Стихотворение «К эфиру», подписанное буквой Д, в новом Шиллеровом альманахе — мое. Может быть, оно попадется тебе и ты найдешь в нем отдохновение для твоего сердца. — Еще советую тебе, сходи в Вайинген к дьякону Концу[337]. Ты, право, не пожалеешь, познакомившись с ним, и я думаю, он тоже тебя полюбит. Заверь его в моей самой теплой памяти о нем и поблагодари от моего имени за драгоценный для меня привет, что передал мне от него Нойфер, и за дружелюбный прием, оказанный моему «Гипериону». Скажи ему, что я ждал только выхода второго тома, чтобы послать ему оба вместе и задать ему в связи с этой книжечкой некоторые вопросы, которые меня особенно волнуют. — Я нахожусь в некоторой оппозиции к господствующим сейчас вкусам, и впредь не собираюсь особенно поступаться своими взглядами, и думаю, что пробьюсь. Я думаю, как Клопшток:

Поэты, что играют,

Не знают ни себя, ни публики, шутя.

Читатель нынче — не дитя,

В нем сердце пищи просит, замирая, но не играя[338].
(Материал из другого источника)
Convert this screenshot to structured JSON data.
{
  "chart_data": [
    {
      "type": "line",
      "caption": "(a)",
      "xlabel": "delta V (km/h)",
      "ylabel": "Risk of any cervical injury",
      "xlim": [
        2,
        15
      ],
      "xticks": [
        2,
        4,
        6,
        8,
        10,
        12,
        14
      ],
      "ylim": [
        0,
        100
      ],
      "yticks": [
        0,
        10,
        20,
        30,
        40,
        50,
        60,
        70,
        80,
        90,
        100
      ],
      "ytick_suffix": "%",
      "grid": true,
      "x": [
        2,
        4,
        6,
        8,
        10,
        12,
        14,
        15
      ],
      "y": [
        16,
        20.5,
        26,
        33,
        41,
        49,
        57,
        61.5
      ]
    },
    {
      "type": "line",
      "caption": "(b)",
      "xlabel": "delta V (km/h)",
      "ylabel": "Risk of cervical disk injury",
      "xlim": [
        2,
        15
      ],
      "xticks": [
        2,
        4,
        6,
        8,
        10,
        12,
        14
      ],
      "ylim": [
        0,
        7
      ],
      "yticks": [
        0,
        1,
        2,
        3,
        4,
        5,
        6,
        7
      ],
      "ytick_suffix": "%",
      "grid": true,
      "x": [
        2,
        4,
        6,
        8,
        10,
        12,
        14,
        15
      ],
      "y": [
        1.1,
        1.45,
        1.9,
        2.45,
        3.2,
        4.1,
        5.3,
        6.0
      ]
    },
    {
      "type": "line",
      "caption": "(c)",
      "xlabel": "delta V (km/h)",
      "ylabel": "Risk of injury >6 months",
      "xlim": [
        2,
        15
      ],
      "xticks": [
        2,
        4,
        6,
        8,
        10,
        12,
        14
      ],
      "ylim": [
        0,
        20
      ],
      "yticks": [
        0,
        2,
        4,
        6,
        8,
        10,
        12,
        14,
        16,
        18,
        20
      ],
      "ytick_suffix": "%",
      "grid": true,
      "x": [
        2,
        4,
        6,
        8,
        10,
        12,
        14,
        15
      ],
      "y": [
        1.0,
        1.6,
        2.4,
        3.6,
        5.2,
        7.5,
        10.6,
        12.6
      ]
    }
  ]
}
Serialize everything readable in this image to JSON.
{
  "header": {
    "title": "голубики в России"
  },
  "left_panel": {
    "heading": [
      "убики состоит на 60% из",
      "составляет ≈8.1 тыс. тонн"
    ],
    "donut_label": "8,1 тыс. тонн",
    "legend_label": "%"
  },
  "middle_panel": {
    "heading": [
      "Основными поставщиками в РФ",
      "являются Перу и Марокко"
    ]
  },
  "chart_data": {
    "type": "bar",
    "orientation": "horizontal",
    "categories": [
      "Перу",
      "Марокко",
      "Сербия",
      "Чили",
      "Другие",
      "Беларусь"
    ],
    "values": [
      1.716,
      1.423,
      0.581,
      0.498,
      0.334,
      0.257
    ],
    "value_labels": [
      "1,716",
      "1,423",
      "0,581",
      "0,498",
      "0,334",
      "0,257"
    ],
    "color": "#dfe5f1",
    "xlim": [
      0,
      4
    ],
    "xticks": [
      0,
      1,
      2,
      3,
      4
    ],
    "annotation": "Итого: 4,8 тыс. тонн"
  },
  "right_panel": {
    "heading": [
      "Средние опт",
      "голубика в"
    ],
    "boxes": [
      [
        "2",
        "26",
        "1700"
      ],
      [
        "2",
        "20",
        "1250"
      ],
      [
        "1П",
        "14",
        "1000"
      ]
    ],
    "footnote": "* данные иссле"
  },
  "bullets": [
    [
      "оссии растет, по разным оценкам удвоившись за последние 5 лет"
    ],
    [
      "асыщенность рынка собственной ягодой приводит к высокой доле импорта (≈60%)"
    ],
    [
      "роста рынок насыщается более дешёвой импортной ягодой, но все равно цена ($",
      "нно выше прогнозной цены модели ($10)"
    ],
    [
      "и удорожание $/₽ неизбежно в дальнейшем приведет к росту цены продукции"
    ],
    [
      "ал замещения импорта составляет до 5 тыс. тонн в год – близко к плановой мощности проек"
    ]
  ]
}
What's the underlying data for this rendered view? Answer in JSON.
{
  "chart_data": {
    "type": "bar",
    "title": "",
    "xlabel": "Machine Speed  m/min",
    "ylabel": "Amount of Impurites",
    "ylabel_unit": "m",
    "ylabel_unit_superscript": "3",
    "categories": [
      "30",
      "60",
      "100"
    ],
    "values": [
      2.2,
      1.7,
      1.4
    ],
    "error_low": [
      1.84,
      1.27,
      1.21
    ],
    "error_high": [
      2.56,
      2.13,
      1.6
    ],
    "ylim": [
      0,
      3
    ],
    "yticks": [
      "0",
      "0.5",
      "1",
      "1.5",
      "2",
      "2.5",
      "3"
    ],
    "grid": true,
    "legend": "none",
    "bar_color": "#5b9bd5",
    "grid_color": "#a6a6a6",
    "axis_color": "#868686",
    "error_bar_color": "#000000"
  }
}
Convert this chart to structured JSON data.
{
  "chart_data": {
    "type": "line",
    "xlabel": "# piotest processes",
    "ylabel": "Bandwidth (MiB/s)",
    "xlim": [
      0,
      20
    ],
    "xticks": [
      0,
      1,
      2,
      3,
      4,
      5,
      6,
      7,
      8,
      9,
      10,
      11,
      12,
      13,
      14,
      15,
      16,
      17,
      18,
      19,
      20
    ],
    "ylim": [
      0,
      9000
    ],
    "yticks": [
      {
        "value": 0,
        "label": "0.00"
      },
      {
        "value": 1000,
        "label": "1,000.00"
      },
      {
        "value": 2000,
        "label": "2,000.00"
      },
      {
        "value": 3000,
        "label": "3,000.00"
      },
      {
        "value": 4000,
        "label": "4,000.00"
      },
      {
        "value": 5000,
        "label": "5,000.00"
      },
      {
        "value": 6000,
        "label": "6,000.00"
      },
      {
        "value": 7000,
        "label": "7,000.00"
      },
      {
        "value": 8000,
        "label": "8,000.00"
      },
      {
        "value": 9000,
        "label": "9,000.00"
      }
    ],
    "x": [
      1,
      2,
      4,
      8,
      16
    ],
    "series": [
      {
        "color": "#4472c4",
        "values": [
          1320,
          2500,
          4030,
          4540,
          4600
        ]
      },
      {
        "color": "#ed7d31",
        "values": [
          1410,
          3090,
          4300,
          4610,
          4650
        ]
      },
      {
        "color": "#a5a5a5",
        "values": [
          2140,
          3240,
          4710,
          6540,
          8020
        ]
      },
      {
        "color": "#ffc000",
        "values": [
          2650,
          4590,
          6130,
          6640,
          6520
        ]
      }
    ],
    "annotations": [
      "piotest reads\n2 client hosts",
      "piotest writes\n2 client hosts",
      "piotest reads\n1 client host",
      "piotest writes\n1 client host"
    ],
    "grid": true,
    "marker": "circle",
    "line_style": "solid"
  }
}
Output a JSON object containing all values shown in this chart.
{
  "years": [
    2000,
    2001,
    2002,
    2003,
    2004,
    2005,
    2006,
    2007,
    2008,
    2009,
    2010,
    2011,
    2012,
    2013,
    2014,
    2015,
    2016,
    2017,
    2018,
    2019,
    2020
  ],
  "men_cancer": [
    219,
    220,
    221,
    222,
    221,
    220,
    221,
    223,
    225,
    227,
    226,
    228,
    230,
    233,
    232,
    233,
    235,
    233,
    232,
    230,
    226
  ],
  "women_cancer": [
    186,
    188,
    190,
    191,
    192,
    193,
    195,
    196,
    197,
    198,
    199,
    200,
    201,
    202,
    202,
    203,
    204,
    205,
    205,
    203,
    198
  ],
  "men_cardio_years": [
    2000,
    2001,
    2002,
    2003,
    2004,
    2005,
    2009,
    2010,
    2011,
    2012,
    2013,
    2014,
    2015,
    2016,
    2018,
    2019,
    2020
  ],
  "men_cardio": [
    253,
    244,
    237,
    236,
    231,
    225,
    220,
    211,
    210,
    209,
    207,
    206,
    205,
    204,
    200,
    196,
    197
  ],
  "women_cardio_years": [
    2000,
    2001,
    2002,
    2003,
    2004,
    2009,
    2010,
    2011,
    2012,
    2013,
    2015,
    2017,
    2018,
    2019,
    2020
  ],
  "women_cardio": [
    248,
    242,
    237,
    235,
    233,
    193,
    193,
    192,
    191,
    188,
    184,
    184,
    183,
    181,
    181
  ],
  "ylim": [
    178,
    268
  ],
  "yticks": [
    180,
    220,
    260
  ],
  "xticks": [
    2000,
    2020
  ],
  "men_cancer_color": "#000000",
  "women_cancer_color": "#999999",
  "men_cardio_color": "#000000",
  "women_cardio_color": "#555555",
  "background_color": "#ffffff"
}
Гейнзе, автор «Ардингелло», высказался у доктора Зёммеринга[339] очень одобрительно в адрес «Гипериона».

На прочее, что требует в твоем письме ответа, я отвечу по всей совести следующий раз, и скоро. Сейчас мне надо многое написать. Только не бойся, что тебе придется платить за какой-то акт. Как бы ничтожен я был! И как бы мало должен ты был для меня значить! Я, конечно, не оставлю тебя. Ведь мы же братья, хотя и не значимся ими.

Твой

Гёльдерлин

№ 161. СЕСТРЕ

Франкфурт, 4 июл. 1798

Милейшая сестра!

Я должен сказать тебе множество спасибо; за подарок из твоих рук, за письмо, за то, что оно такое длинное, и за его содержание. Получив и прочитавши его, я пошел с ним на прогулку, и хотел его опять почитать, и не стал вынимать из кармана, потому что знал его наизусть, и слишком много мыслей было у меня в голове о тебе и о твоей симпатии ко мне, чтобы я мог вновь читать его по порядку. Милая сестра! У меня есть одно большое преимущество, приобретенное благодаря разнообразному опыту, что я все глубже ценю проявленное ко мне участие. Мы похожи на овец, как я часто наблюдал в стадах, пасущихся на лугу: в дождь и грозу они сбиваются в кучу и держатся друг за дружку. Чем старше и молчаливей становишься в этом мире, тем крепче и радостней держишься испытанных друзей. И это совершенно необходимо, ибо то, что у нас есть, мы осознаем и оцениваем только тогда, когда видим, как мало значит многое другое.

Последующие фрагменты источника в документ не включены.